Se cumplirán pronto los treinta años de la Constitución del 91, y pocos niegan que significó un gran avance democrático para el país en reconocimiento de derechos, garantía de libertades, inclusión social y profundización de la participación ciudadana. Sin embargo, hoy es evidente que las instituciones políticas y electorales y la istración de justicia padecen un grave problema de legitimidad que no han podido superar, no obstante los múltiples intentos de reforma en las últimas décadas. Es igualmente agridulce el balance en ordenamiento territorial y el cumplimiento de funciones de las corporaciones autónomas.
Durante este siglo hemos discutido, una y otra vez, la necesidad de unas reformas política y judicial profundas, que permitan que las instituciones estén al servicio de la ciudadanía y no de unos pocos privilegiados. Y cuando no es el Congreso el que se rehúsa a avanzar en cambios sustanciales que recuperen la credibilidad de las instituciones, es la propia justicia la que se atraviesa a las distintas iniciativas, como ocurrió con la reforma de equilibrio de poderes, que contemplaba la supresión del Consejo Superior de la Judicatura y de la Comisión de Acusación de la Cámara, que la Corte Constitucional tumbó en un incomprensible fallo. La misma suerte han corrido los intentos de modificar el ineficaz ordenamiento territorial del país o intervenir radicalmente la gobernabilidad de las corporaciones autónomas regionales, que se han convertido en los más vergonzosos focos de corrupción y politiquería y obstáculos para una política ambiental coherente y eficaz.
El Congreso ha demostrado hasta la saciedad que es resistente a verdaderos cambios que eliminen privilegios, y las cortes desafortunadamente siguen la misma línea. Estamos bloqueados por ese camino y el miedo a una constituyente omnímoda y omnipotente como la de 91; el temor a la fortaleza electoral del uribismo por parte de ciertos sectores y la negativa en la mesa de negociaciones con las Farc en La Habana a conceder a la guerrilla este triunfo son factores que han impedido dar un debate amplio sobre la conveniencia o no de una nueva constituyente. Y en no pocos sectores se peca también por una cierta idealización de la Constitución del 91 y el razonable temor de que se incurra en retrocesos democráticos.

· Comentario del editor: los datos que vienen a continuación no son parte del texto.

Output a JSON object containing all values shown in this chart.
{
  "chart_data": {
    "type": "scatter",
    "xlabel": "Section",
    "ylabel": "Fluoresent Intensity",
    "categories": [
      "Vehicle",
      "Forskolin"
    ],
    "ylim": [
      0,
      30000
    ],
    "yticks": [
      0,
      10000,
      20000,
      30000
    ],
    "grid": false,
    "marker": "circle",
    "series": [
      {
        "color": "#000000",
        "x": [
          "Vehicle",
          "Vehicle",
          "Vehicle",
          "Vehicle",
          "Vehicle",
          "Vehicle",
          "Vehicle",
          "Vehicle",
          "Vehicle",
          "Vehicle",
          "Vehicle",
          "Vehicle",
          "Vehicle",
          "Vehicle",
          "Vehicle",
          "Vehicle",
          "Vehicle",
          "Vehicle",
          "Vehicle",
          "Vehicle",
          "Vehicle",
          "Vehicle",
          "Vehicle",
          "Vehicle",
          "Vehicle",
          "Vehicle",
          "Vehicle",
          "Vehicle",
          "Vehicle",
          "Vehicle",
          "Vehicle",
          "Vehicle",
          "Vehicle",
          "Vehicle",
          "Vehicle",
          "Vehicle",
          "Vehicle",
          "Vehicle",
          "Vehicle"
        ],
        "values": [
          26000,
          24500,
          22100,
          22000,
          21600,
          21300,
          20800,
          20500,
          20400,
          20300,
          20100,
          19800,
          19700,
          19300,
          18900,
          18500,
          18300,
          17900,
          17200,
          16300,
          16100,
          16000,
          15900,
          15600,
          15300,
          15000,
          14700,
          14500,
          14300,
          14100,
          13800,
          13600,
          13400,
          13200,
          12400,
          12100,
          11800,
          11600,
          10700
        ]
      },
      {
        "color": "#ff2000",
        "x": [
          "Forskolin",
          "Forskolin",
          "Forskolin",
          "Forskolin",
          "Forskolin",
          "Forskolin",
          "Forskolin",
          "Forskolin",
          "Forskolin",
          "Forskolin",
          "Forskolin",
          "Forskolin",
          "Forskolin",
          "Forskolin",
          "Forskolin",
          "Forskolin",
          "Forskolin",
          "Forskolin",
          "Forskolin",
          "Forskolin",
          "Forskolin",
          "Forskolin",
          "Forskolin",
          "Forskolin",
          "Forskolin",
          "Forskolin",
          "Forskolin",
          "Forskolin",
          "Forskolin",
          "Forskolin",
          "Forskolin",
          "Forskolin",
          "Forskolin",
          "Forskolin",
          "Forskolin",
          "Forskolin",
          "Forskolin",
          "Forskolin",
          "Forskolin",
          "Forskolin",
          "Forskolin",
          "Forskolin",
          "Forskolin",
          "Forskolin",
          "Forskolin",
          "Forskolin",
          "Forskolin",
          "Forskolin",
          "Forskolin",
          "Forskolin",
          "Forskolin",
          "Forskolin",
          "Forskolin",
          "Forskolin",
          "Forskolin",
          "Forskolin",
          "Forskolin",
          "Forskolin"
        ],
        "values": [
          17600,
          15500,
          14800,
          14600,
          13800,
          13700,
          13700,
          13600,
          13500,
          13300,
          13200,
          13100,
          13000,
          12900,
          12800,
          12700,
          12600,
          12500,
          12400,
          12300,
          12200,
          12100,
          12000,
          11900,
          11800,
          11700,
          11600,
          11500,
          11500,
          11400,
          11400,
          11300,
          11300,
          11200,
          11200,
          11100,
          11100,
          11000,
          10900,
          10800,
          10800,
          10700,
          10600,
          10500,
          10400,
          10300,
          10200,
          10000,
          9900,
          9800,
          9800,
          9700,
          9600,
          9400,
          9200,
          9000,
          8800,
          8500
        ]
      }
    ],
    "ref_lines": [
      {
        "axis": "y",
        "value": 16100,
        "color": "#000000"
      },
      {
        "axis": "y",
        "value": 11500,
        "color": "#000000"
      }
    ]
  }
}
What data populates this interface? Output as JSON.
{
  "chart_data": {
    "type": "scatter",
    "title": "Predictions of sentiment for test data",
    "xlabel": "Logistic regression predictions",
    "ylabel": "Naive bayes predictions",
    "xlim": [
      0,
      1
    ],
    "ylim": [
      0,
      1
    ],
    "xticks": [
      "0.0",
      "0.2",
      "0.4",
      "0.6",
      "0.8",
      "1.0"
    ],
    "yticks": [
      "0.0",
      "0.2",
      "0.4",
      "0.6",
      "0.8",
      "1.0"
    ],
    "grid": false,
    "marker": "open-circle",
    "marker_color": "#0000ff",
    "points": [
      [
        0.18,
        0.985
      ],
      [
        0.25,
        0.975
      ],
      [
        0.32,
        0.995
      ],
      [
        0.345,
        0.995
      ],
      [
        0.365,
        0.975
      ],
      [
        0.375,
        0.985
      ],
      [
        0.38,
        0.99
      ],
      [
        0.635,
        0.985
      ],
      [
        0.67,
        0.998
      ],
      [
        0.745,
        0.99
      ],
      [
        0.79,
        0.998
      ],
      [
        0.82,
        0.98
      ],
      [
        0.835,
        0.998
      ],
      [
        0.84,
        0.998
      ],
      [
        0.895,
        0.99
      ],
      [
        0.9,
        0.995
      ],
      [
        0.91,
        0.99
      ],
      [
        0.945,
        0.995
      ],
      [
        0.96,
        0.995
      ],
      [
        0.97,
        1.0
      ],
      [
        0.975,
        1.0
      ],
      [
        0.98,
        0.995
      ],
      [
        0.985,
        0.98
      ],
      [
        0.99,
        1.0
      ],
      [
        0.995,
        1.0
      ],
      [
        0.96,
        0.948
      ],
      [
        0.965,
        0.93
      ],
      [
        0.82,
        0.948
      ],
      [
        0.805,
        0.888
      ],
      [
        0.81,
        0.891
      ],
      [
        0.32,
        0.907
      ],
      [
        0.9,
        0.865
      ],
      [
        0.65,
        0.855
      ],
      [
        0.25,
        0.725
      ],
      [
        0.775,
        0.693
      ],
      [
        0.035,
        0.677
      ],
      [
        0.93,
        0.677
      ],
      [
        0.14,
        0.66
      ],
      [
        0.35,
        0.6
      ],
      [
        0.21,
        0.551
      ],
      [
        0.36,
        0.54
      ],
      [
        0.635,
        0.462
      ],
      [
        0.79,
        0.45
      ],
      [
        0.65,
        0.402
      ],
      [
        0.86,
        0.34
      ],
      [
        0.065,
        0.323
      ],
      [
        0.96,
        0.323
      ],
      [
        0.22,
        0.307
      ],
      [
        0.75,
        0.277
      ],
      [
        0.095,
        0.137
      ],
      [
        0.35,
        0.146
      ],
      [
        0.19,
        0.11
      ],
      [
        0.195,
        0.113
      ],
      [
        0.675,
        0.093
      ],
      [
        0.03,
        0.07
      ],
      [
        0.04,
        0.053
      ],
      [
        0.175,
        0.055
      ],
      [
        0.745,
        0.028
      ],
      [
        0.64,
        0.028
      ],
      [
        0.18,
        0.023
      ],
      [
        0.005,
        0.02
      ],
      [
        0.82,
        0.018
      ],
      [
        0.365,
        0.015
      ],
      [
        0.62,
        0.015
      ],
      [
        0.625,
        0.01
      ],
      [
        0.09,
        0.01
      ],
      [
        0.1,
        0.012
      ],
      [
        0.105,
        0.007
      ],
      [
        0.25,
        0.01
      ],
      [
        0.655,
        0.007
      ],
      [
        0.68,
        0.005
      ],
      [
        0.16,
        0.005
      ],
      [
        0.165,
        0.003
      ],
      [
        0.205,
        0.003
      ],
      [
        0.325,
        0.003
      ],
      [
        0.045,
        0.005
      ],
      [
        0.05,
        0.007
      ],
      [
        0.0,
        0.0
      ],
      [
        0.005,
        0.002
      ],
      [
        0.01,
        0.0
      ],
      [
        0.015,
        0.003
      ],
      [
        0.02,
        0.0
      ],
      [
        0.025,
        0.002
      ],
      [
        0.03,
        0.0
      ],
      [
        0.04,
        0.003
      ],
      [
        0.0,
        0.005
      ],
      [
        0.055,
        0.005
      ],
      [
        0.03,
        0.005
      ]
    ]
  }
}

El artículo 376 de la Constitución, que limita con claridad cualquier peligro de excesos de una eventual constituyente y los cambios en el comportamiento político de los colombianos, confirmados con las pasadas elecciones territoriales y las inmensas movilizaciones sociales, brinda tranquilidad frente a los temores expuestos. Colombia necesita con urgencia modificaciones de fondo en el sistema político en cuanto a las reglas con que se elige, la financiación de campañas y una autoridad electoral independiente. Una reforma de la justicia que despoje por completo a las cortes de sus funciones electorales, acabe el ineficiente Consejo de la Judicatura y cree un tribunal de aforados. También tenemos pendiente una profunda reforma territorial y una cirugía radical de la política ambiental y las cuestionadas CAR.
El medio ideal para tramitar las reformas es el Congreso, sin duda. Sin embargo, los intentos han fracasado en diversas ocasiones ante la incapacidad de los partidos de interpretar a los ciudadanos y su deseo de cambio. Por su parte, la Constituyente hoy reglada tiene un trámite complejo en su convocatoria y elección. Los colombianos debemos dar el debate sobre estas medidas estructurales y la mejor manera de convertirlas en realidad. Lo otro son ‘grandes conversaciones’ vacías y distractoras y unas cuantas medidas populistas, de izquierda o derecha, que en nada contribuyen a que Colombia pueda enfrentar oportunamente y con eficacia los grandes desafíos del futuro, especialmente la desigualdad social y el deterioro del planeta.